Mandated Interoperability: Strategic Differentiator or Compliance Project?

By Drew Ivan, Executive Vice President of Product and Strategy, Rhapsody and Corepoint Health
Twitter: @rhapsodyhealth @CorepointHealth

Interoperability within health care has been a top concern across the industry for more than a decade. The HITECH ACT drove an expectation that interoperability would be a natural byproduct of broad EHR adoption, but this turned out not to be the case. Digitizing health data did not automatically make it liquid. The missing key ingredient is a business motivation to share data outside of the silo in which it was generated.

In the post-HITECH era, several different strategies for internal interoperability have become commonplace, but two stand out at opposite ends of the spectrum. At one end, we have organizations that prefer to adopt a single EHR system for as many departments, business functions, and clinical workflows as possible. When all the data is generated within a single system, there is less need for interoperability. At the opposite extreme, we see organizations that prefer a best-of-breed approach. They implement the best system for each purpose and integrate them in order to share data between and among their best-of-breed systems. This often means implementing an organization-wide interoperability strategy using a best-of-breed integration tool.

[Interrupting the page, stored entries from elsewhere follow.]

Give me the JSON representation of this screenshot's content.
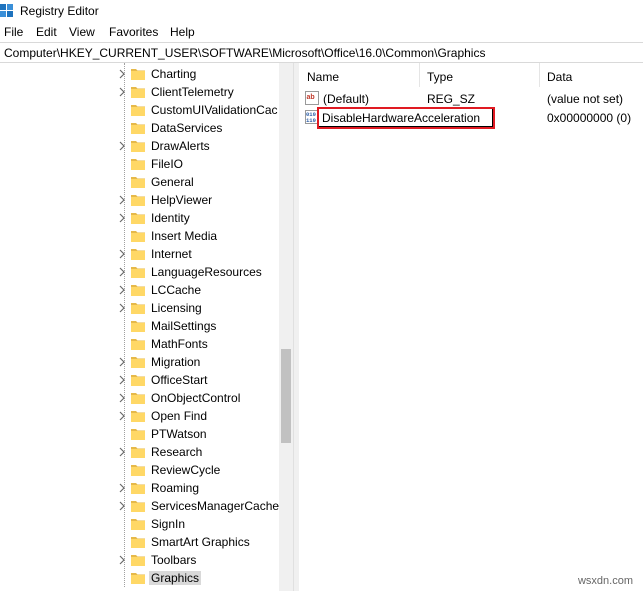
{
  "window": {
    "title": "Registry Editor",
    "app_icon": "registry-icon"
  },
  "menu": [
    "File",
    "Edit",
    "View",
    "Favorites",
    "Help"
  ],
  "address": "Computer\\HKEY_CURRENT_USER\\SOFTWARE\\Microsoft\\Office\\16.0\\Common\\Graphics",
  "tree": {
    "items": [
      {
        "label": "Charting",
        "expandable": true
      },
      {
        "label": "ClientTelemetry",
        "expandable": true
      },
      {
        "label": "CustomUIValidationCac",
        "expandable": false
      },
      {
        "label": "DataServices",
        "expandable": false
      },
      {
        "label": "DrawAlerts",
        "expandable": true
      },
      {
        "label": "FileIO",
        "expandable": false
      },
      {
        "label": "General",
        "expandable": false
      },
      {
        "label": "HelpViewer",
        "expandable": true
      },
      {
        "label": "Identity",
        "expandable": true
      },
      {
        "label": "Insert Media",
        "expandable": false
      },
      {
        "label": "Internet",
        "expandable": true
      },
      {
        "label": "LanguageResources",
        "expandable": true
      },
      {
        "label": "LCCache",
        "expandable": true
      },
      {
        "label": "Licensing",
        "expandable": true
      },
      {
        "label": "MailSettings",
        "expandable": false
      },
      {
        "label": "MathFonts",
        "expandable": false
      },
      {
        "label": "Migration",
        "expandable": true
      },
      {
        "label": "OfficeStart",
        "expandable": true
      },
      {
        "label": "OnObjectControl",
        "expandable": true
      },
      {
        "label": "Open Find",
        "expandable": true
      },
      {
        "label": "PTWatson",
        "expandable": false
      },
      {
        "label": "Research",
        "expandable": true
      },
      {
        "label": "ReviewCycle",
        "expandable": false
      },
      {
        "label": "Roaming",
        "expandable": true
      },
      {
        "label": "ServicesManagerCache",
        "expandable": true
      },
      {
        "label": "SignIn",
        "expandable": false
      },
      {
        "label": "SmartArt Graphics",
        "expandable": false
      },
      {
        "label": "Toolbars",
        "expandable": true
      },
      {
        "label": "Graphics",
        "expandable": false,
        "selected": true
      }
    ]
  },
  "columns": {
    "name": "Name",
    "type": "Type",
    "data": "Data"
  },
  "values": [
    {
      "icon": "string-value-icon",
      "name": "(Default)",
      "type": "REG_SZ",
      "data": "(value not set)"
    },
    {
      "icon": "dword-value-icon",
      "name": "DisableHardwareAcceleration",
      "type": "",
      "data": "0x00000000 (0)",
      "editing": true
    }
  ],
  "watermark": "wsxdn.com",
  "colors": {
    "highlight": "#e01a22",
    "folder": "#ffd866",
    "folder_dark": "#e6b94a"
  }
}
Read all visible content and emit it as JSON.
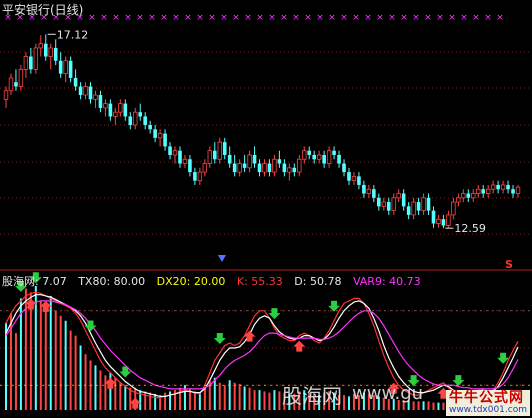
{
  "header": {
    "title": "平安银行(日线)"
  },
  "readout": {
    "indicator_name": "股海网",
    "line1": "7.07",
    "tx80": "TX80: 80.00",
    "dx20": "DX20: 20.00",
    "k": "K: 55.33",
    "d": "D: 50.78",
    "var9": "VAR9: 40.73"
  },
  "watermark": {
    "text": "股海网",
    "domain": "www.gu"
  },
  "brand": {
    "line1": "牛牛公式网",
    "line2": "www.tdx001.com"
  },
  "marker": {
    "s_label": "S"
  },
  "colors": {
    "up": "#ff4444",
    "down": "#54ffff",
    "grid": "#8b1a1a",
    "k_line": "#ff3333",
    "d_line": "#ffffff",
    "var9_line": "#ff33ff",
    "yellow": "#ffff00",
    "arrow_up": "#ff4444",
    "arrow_down": "#2ecc40",
    "cross": "#ff33ff"
  },
  "chart_data": {
    "type": "candlestick",
    "title": "平安银行(日线)",
    "price_annotations": [
      {
        "label": "17.12",
        "value": 17.12
      },
      {
        "label": "12.59",
        "value": 12.59
      }
    ],
    "price_ylim": [
      11.8,
      17.5
    ],
    "candles": [
      [
        15.6,
        15.9,
        15.4,
        15.8
      ],
      [
        15.8,
        16.2,
        15.7,
        16.1
      ],
      [
        16.0,
        16.3,
        15.8,
        15.9
      ],
      [
        15.9,
        16.4,
        15.8,
        16.3
      ],
      [
        16.3,
        16.7,
        16.1,
        16.6
      ],
      [
        16.6,
        16.8,
        16.2,
        16.3
      ],
      [
        16.3,
        16.9,
        16.2,
        16.8
      ],
      [
        16.8,
        17.1,
        16.6,
        16.9
      ],
      [
        16.9,
        17.12,
        16.5,
        16.6
      ],
      [
        16.6,
        16.9,
        16.3,
        16.8
      ],
      [
        16.8,
        17.0,
        16.4,
        16.5
      ],
      [
        16.5,
        16.7,
        16.1,
        16.2
      ],
      [
        16.2,
        16.6,
        16.0,
        16.5
      ],
      [
        16.5,
        16.6,
        16.0,
        16.1
      ],
      [
        16.1,
        16.3,
        15.8,
        15.9
      ],
      [
        15.9,
        16.0,
        15.6,
        15.7
      ],
      [
        15.7,
        16.0,
        15.6,
        15.9
      ],
      [
        15.9,
        16.0,
        15.5,
        15.6
      ],
      [
        15.6,
        15.8,
        15.4,
        15.7
      ],
      [
        15.7,
        15.8,
        15.3,
        15.4
      ],
      [
        15.4,
        15.6,
        15.2,
        15.5
      ],
      [
        15.5,
        15.6,
        15.1,
        15.2
      ],
      [
        15.2,
        15.4,
        15.0,
        15.3
      ],
      [
        15.3,
        15.6,
        15.2,
        15.5
      ],
      [
        15.5,
        15.6,
        15.1,
        15.2
      ],
      [
        15.2,
        15.3,
        14.9,
        15.0
      ],
      [
        15.0,
        15.4,
        14.9,
        15.3
      ],
      [
        15.3,
        15.5,
        15.1,
        15.2
      ],
      [
        15.2,
        15.3,
        14.9,
        15.0
      ],
      [
        15.0,
        15.1,
        14.8,
        14.9
      ],
      [
        14.9,
        15.0,
        14.6,
        14.7
      ],
      [
        14.7,
        14.9,
        14.5,
        14.8
      ],
      [
        14.8,
        14.9,
        14.4,
        14.5
      ],
      [
        14.5,
        14.6,
        14.2,
        14.3
      ],
      [
        14.3,
        14.5,
        14.1,
        14.4
      ],
      [
        14.4,
        14.5,
        14.0,
        14.1
      ],
      [
        14.1,
        14.3,
        14.0,
        14.2
      ],
      [
        14.2,
        14.3,
        13.8,
        13.9
      ],
      [
        13.9,
        14.0,
        13.6,
        13.7
      ],
      [
        13.7,
        14.0,
        13.6,
        13.9
      ],
      [
        13.9,
        14.2,
        13.8,
        14.1
      ],
      [
        14.1,
        14.5,
        14.0,
        14.4
      ],
      [
        14.4,
        14.6,
        14.1,
        14.2
      ],
      [
        14.2,
        14.7,
        14.1,
        14.6
      ],
      [
        14.6,
        14.7,
        14.2,
        14.3
      ],
      [
        14.3,
        14.5,
        14.0,
        14.1
      ],
      [
        14.1,
        14.3,
        13.8,
        13.9
      ],
      [
        13.9,
        14.2,
        13.8,
        14.1
      ],
      [
        14.1,
        14.3,
        13.9,
        14.0
      ],
      [
        14.0,
        14.4,
        13.9,
        14.3
      ],
      [
        14.3,
        14.5,
        14.0,
        14.1
      ],
      [
        14.1,
        14.2,
        13.8,
        13.9
      ],
      [
        13.9,
        14.2,
        13.8,
        14.1
      ],
      [
        14.1,
        14.2,
        13.8,
        13.9
      ],
      [
        13.9,
        14.3,
        13.8,
        14.2
      ],
      [
        14.2,
        14.4,
        14.0,
        14.1
      ],
      [
        14.1,
        14.2,
        13.8,
        13.9
      ],
      [
        13.9,
        14.1,
        13.7,
        14.0
      ],
      [
        14.0,
        14.1,
        13.8,
        13.9
      ],
      [
        13.9,
        14.3,
        13.8,
        14.2
      ],
      [
        14.2,
        14.5,
        14.1,
        14.4
      ],
      [
        14.4,
        14.5,
        14.2,
        14.3
      ],
      [
        14.3,
        14.4,
        14.1,
        14.2
      ],
      [
        14.2,
        14.4,
        14.1,
        14.3
      ],
      [
        14.3,
        14.4,
        14.0,
        14.1
      ],
      [
        14.1,
        14.5,
        14.0,
        14.4
      ],
      [
        14.4,
        14.5,
        14.2,
        14.3
      ],
      [
        14.3,
        14.4,
        14.0,
        14.1
      ],
      [
        14.1,
        14.2,
        13.8,
        13.9
      ],
      [
        13.9,
        14.0,
        13.6,
        13.7
      ],
      [
        13.7,
        13.9,
        13.6,
        13.8
      ],
      [
        13.8,
        13.9,
        13.5,
        13.6
      ],
      [
        13.6,
        13.7,
        13.3,
        13.4
      ],
      [
        13.4,
        13.6,
        13.3,
        13.5
      ],
      [
        13.5,
        13.6,
        13.2,
        13.3
      ],
      [
        13.3,
        13.4,
        13.0,
        13.1
      ],
      [
        13.1,
        13.3,
        13.0,
        13.2
      ],
      [
        13.2,
        13.3,
        12.9,
        13.0
      ],
      [
        13.0,
        13.4,
        12.9,
        13.3
      ],
      [
        13.3,
        13.5,
        13.2,
        13.4
      ],
      [
        13.4,
        13.5,
        13.0,
        13.1
      ],
      [
        13.1,
        13.2,
        12.8,
        12.9
      ],
      [
        12.9,
        13.3,
        12.8,
        13.2
      ],
      [
        13.2,
        13.3,
        12.9,
        13.0
      ],
      [
        13.0,
        13.4,
        12.9,
        13.3
      ],
      [
        13.3,
        13.4,
        12.9,
        13.0
      ],
      [
        13.0,
        13.1,
        12.6,
        12.7
      ],
      [
        12.7,
        12.9,
        12.6,
        12.8
      ],
      [
        12.8,
        12.9,
        12.59,
        12.65
      ],
      [
        12.65,
        13.0,
        12.6,
        12.9
      ],
      [
        12.9,
        13.3,
        12.8,
        13.2
      ],
      [
        13.2,
        13.4,
        13.1,
        13.3
      ],
      [
        13.3,
        13.5,
        13.2,
        13.4
      ],
      [
        13.4,
        13.5,
        13.2,
        13.3
      ],
      [
        13.3,
        13.5,
        13.2,
        13.4
      ],
      [
        13.4,
        13.6,
        13.3,
        13.5
      ],
      [
        13.5,
        13.6,
        13.3,
        13.4
      ],
      [
        13.4,
        13.6,
        13.3,
        13.5
      ],
      [
        13.5,
        13.7,
        13.4,
        13.6
      ],
      [
        13.6,
        13.7,
        13.4,
        13.5
      ],
      [
        13.5,
        13.7,
        13.4,
        13.6
      ],
      [
        13.6,
        13.7,
        13.4,
        13.5
      ],
      [
        13.5,
        13.6,
        13.3,
        13.4
      ],
      [
        13.4,
        13.6,
        13.3,
        13.55
      ]
    ],
    "indicator": {
      "name": "股海网",
      "reference_levels": [
        {
          "name": "TX80",
          "value": 80
        },
        {
          "name": "DX20",
          "value": 20
        }
      ],
      "series": [
        {
          "name": "K",
          "values": [
            70,
            78,
            84,
            88,
            92,
            94,
            95,
            94,
            92,
            90,
            88,
            86,
            84,
            82,
            78,
            72,
            64,
            56,
            48,
            40,
            34,
            30,
            26,
            22,
            19,
            16,
            14,
            13,
            12,
            11,
            10,
            10,
            11,
            12,
            13,
            15,
            16,
            15,
            14,
            13,
            20,
            30,
            40,
            46,
            52,
            54,
            52,
            54,
            60,
            68,
            76,
            80,
            80,
            74,
            66,
            60,
            58,
            56,
            56,
            60,
            62,
            60,
            56,
            54,
            58,
            64,
            72,
            80,
            86,
            88,
            90,
            90,
            86,
            78,
            68,
            56,
            44,
            34,
            26,
            20,
            16,
            14,
            12,
            12,
            14,
            16,
            18,
            20,
            22,
            18,
            14,
            12,
            11,
            12,
            14,
            16,
            16,
            14,
            16,
            22,
            30,
            40,
            48,
            55.33
          ]
        },
        {
          "name": "D",
          "values": [
            62,
            70,
            78,
            84,
            88,
            91,
            93,
            93,
            92,
            91,
            89,
            87,
            85,
            83,
            80,
            76,
            70,
            62,
            54,
            47,
            40,
            35,
            31,
            27,
            23,
            20,
            17,
            15,
            14,
            13,
            12,
            11,
            11,
            12,
            13,
            14,
            15,
            15,
            14,
            14,
            17,
            24,
            32,
            40,
            46,
            50,
            50,
            51,
            55,
            61,
            69,
            74,
            76,
            74,
            68,
            63,
            60,
            58,
            57,
            58,
            60,
            60,
            58,
            56,
            57,
            61,
            67,
            74,
            80,
            84,
            87,
            88,
            86,
            82,
            74,
            64,
            52,
            42,
            34,
            27,
            22,
            18,
            15,
            14,
            14,
            15,
            16,
            18,
            20,
            19,
            16,
            14,
            13,
            13,
            14,
            15,
            16,
            15,
            15,
            19,
            26,
            34,
            42,
            50.78
          ]
        },
        {
          "name": "VAR9",
          "values": [
            60,
            66,
            72,
            78,
            82,
            85,
            87,
            88,
            88,
            88,
            87,
            86,
            85,
            83,
            81,
            78,
            74,
            69,
            64,
            58,
            53,
            48,
            44,
            40,
            36,
            32,
            29,
            26,
            24,
            22,
            20,
            19,
            18,
            17,
            17,
            17,
            17,
            17,
            17,
            17,
            18,
            20,
            24,
            28,
            33,
            37,
            40,
            42,
            44,
            47,
            51,
            56,
            60,
            62,
            62,
            61,
            60,
            59,
            58,
            58,
            58,
            58,
            58,
            57,
            57,
            58,
            60,
            63,
            67,
            71,
            75,
            78,
            80,
            80,
            78,
            74,
            68,
            61,
            54,
            47,
            41,
            36,
            32,
            28,
            25,
            23,
            21,
            20,
            20,
            20,
            20,
            19,
            18,
            18,
            17,
            17,
            17,
            17,
            17,
            18,
            21,
            26,
            33,
            40.73
          ]
        }
      ],
      "bars": [
        70,
        78,
        62,
        90,
        98,
        95,
        100,
        88,
        84,
        92,
        80,
        76,
        72,
        64,
        60,
        52,
        45,
        40,
        36,
        32,
        28,
        30,
        26,
        22,
        20,
        18,
        18,
        16,
        15,
        14,
        13,
        12,
        14,
        15,
        16,
        18,
        20,
        17,
        15,
        14,
        18,
        24,
        26,
        22,
        20,
        24,
        22,
        21,
        19,
        18,
        16,
        16,
        15,
        14,
        16,
        15,
        14,
        13,
        13,
        15,
        16,
        14,
        13,
        12,
        14,
        15,
        14,
        12,
        12,
        11,
        13,
        12,
        14,
        13,
        12,
        11,
        10,
        9,
        9,
        8,
        8,
        8,
        7,
        7,
        7,
        7,
        6,
        6,
        6,
        6,
        6,
        6,
        5,
        5,
        5,
        5,
        6,
        6,
        6,
        7,
        7,
        8,
        8,
        8
      ],
      "buy_signals": [
        5,
        8,
        21,
        26,
        49,
        59,
        78,
        88,
        96
      ],
      "sell_signals": [
        3,
        6,
        17,
        24,
        43,
        54,
        66,
        82,
        91,
        100
      ]
    }
  }
}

The organization’s internal interoperability strategy often has a bearing on the organization’s external or cross-organizational interoperability strategy. Providers that adopt an EHR-centric internal integration strategy often find that the easiest way to communicate externally is through the EHR’s proprietary exchange network. Providers that have taken a best-of-breed approach are more likely to use vendor-neutral exchange networks, such as Carequality and CommonWell. Either way, it seems that data is not presently flowing as freely as providers, patients, and regulators expected.

To address the interoperability gap, Congress passed the 21st Century Cures Act at the end of 2016. The law contains a number of health care-related provisions, including a definition of and prohibition against information blocking. More than two years later, CMS and ONC published proposed rules to clarify what this would mean in practical terms, and we are still waiting to see what the final policies will look like. This signals the end of HITECH’s incentives for health care technology and the start of the penalty phase for players that are not using the technology as intended.

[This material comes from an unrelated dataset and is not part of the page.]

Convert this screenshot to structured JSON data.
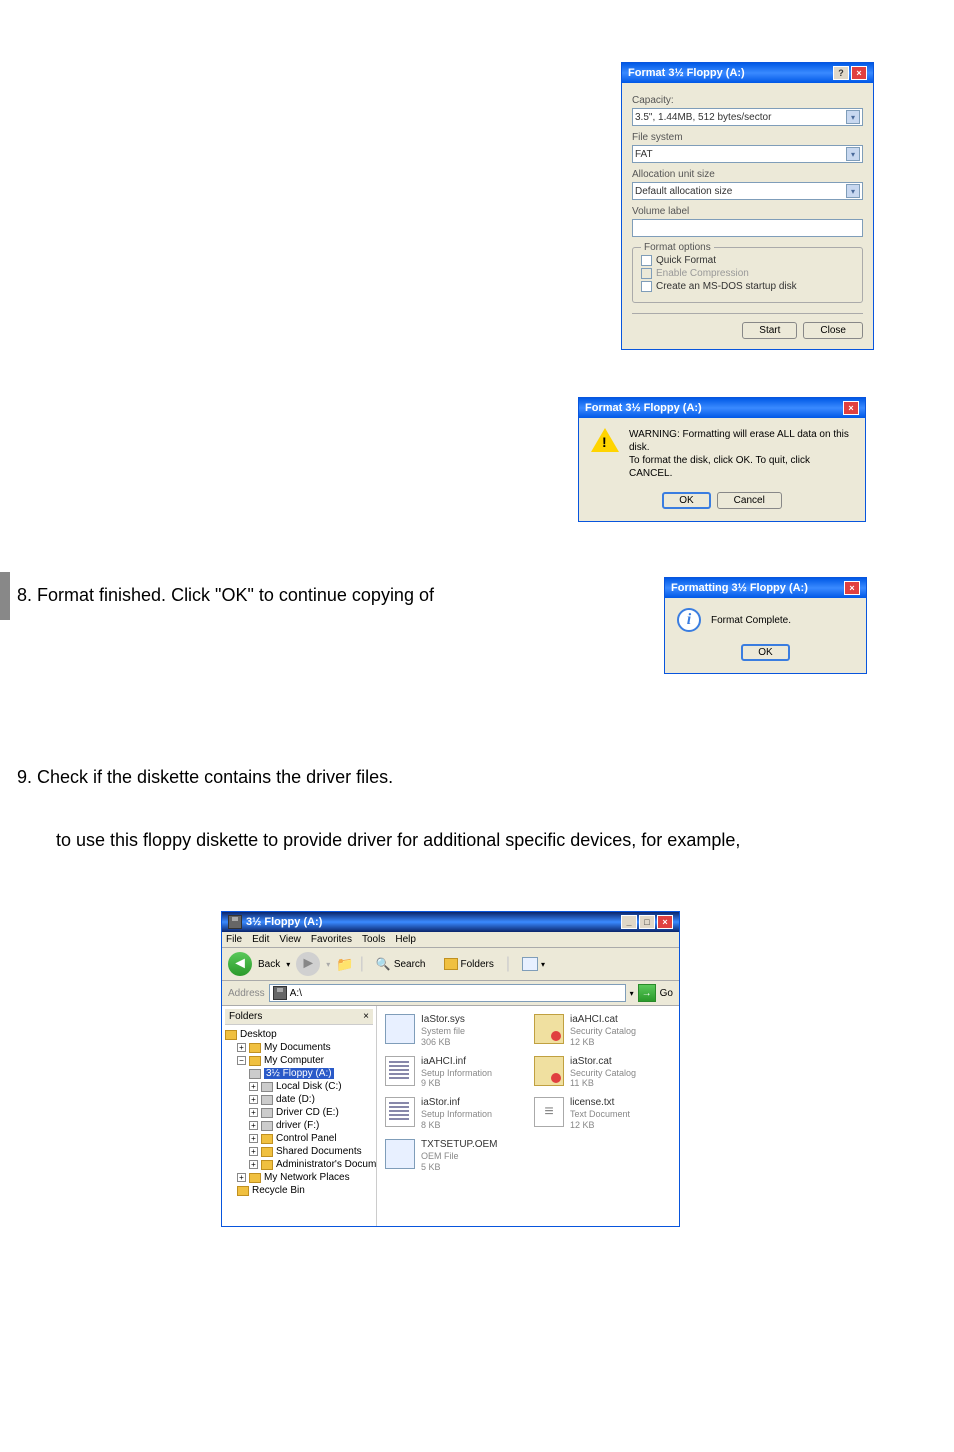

We expect the result will be improved cross-organizational interoperability, which will help enable new, outcomes-based health care reimbursement plans. Another benefit will be to patients, who will have improved access to their electronic health information. In either case, providers will be compelled to facilitate these data flows outside their organization. For some providers, this will represent an onerous compliance project. Others will take the opportunity to go beyond the mandate and turn external interoperability into a strategic advantage.

Organizations that excel at cross-organizational and patient-oriented interoperability will not only avoid penalties due to information blocking violations; they’ll also position themselves as effective players in the new, value-based reimbursement plans that public and private payers see as the way health care will be paid for in the future. Getting as good at external interoperability as most providers already are at internal interoperability will be a foundational capability to participating in these new reimbursement systems.

There remains some uncertainty around the margins of the proposed rules; certain details, like the exact version of FHIR APIs that will be expected, may change before they are finalized. However, the current drafts of the proposed rules will not change at a fundamental level, and organizations that want to be ready to treat the new regulations as a strategic opportunity should take the following practical steps to prepare:

  1. Gain a better understanding of healthcare legislation like: HIPAA, 21st Century Cures, and ONC’s NPRM. This will be important given different organizations will have different priorities and obligations.
  2. Identify alternative locations within the organization where patient information is stored. Doing so will enable a clear understanding of the capabilities required to transfer and share that data effectively.
  3. Have a strategy. Thankfully most networks use the same core standards (like: HL7 v2, FHIR, CCD, C-CDA, and IHE profiles) so the approach to interoperability will be relatively similar across the board.